Delta File Fomat 2:扩展Spark读取Delta文件

文章目录

  • DataSource
    • Spark 对外暴漏的读写文件的入口:
    • writer.save() 方法
    • DataFrameReader.load() 方法
  • java.util.ServiceLoader
  • 扩展Spark 支持的DataSource

DataSource

DataSource 是Spark用来描述对应的数据文件格式的入口,对应的Delta也是一种数据文件格式,所以了解DataSource实现原理,是了解 Delta 的基础。

Spark 对外暴漏的读写文件的入口:

// 创建一个writer再调用writer.save()方法保存 DF
val writer = df.write.format("delta").mode("append")
writer.save(path)

// 创建一个DataFrameReader,再调用 load() 方法,返回DF
sparkSession.read.format("delta").load(path)

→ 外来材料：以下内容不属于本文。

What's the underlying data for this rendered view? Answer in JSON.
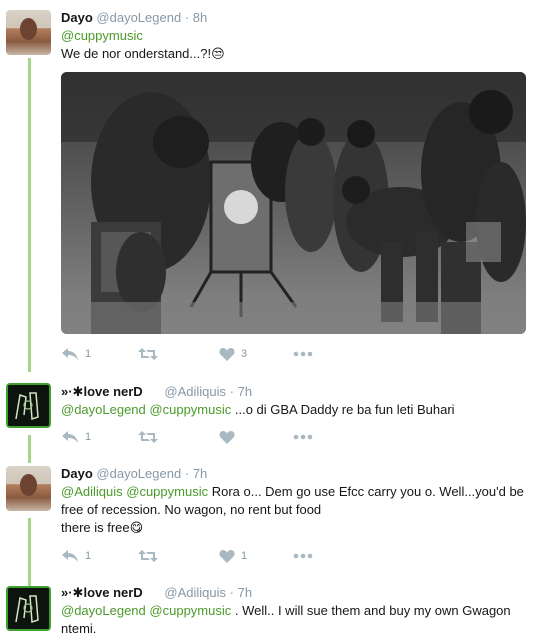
{
  "tweets": [
    {
      "name": "Dayo",
      "handle": "@dayoLegend",
      "dot": "·",
      "time": "8h",
      "mention1": "@cuppymusic",
      "line1": "We de nor onderstand...?!",
      "emoji1": "😒",
      "reply_count": "1",
      "retweet_count": "",
      "like_count": "3"
    },
    {
      "name": "»·✱love nerD",
      "handle": "@Adiliquis",
      "dot": "·",
      "time": "7h",
      "mention1": "@dayoLegend",
      "mention2": "@cuppymusic",
      "body": " ...o di GBA Daddy re ba fun leti Buhari",
      "reply_count": "1",
      "retweet_count": "",
      "like_count": ""
    },
    {
      "name": "Dayo",
      "handle": "@dayoLegend",
      "dot": "·",
      "time": "7h",
      "mention1": "@Adiliquis",
      "mention2": "@cuppymusic",
      "body": " Rora o... Dem go use Efcc carry you o. Well...you'd be free of recession. No wagon, no rent but food",
      "line2": " there is free",
      "emoji1": "😋",
      "reply_count": "1",
      "retweet_count": "",
      "like_count": "1"
    },
    {
      "name": "»·✱love nerD",
      "handle": "@Adiliquis",
      "dot": "·",
      "time": "7h",
      "mention1": "@dayoLegend",
      "mention2": "@cuppymusic",
      "body": " . Well.. I will sue them and buy my own Gwagon ntemi."
    }
  ],
  "icons": {
    "reply": "reply-icon",
    "retweet": "retweet-icon",
    "like": "heart-icon",
    "more": "more-icon"
  },
  "colors": {
    "mention": "#4a9b2a",
    "thread_line": "#a8d48a",
    "meta": "#8899a6",
    "action_icon": "#aab8c2"
  }
}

在上面的save方法和load方法中有一部分相同的代码,val cls = DataSource.lookupDataSource(source, df.sparkSession.sessionState.conf) 这个是根据用户指定的文件格式来找到对应的 DataSource 入口;

  • 如果writer的DataSource 是 DataSourceV2 子类,返回case class WriteToDataSourceV2(writer: DataSourceWriter, query: LogicalPlan)(WriteToDataSourceV2 已经被废弃,已经被AppendData 这样具体的实现类代替);
  • 如果writer的DataSource 是 v1 版本,是根据相关元数据信息,生成一个 DataSource对象,然后来执行数据写入;
  • 如果reader的DataSource 是 DataSourceV2 子类,会根据dataSource类和数据文件路径,还有相关元信息,创建一个DataSourceV2Relation对象,然后通过 Dataset.ofRows() 方法来读取;
  • 如果reader的DataSource 是 v1 版本,创建一个根据相关元数据信息,创建一个BaseRelation 对象,再继续封装为 LogicalRelation 对象,再解析和读取;

writer.save() 方法

def save(): Unit = {
    if (source.toLowerCase(Locale.ROOT) == DDLUtils.HIVE_PROVIDER) {
      throw new AnalysisException("Hive data source can only be used with tables, you can not " +
        "write files of Hive data source directly.")
    }

    assertNotBucketed("save")

    val cls = DataSource.lookupDataSource(source, df.sparkSession.sessionState.conf)
    if (classOf[DataSourceV2].isAssignableFrom(cls)) {
      val source = cls.newInstance().asInstanceOf[DataSourceV2]
      source match {
        case ws: WriteSupport =>
          val sessionOptions = DataSourceV2Utils.extractSessionConfigs(
            source,
            df.sparkSession.sessionState.conf)
          val options = sessionOptions ++ extraOptions

          val writer = ws.createWriter(
            UUID.randomUUID.toString, df.logicalPlan.output.toStructType, mode,
            new DataSourceOptions(options.asJava))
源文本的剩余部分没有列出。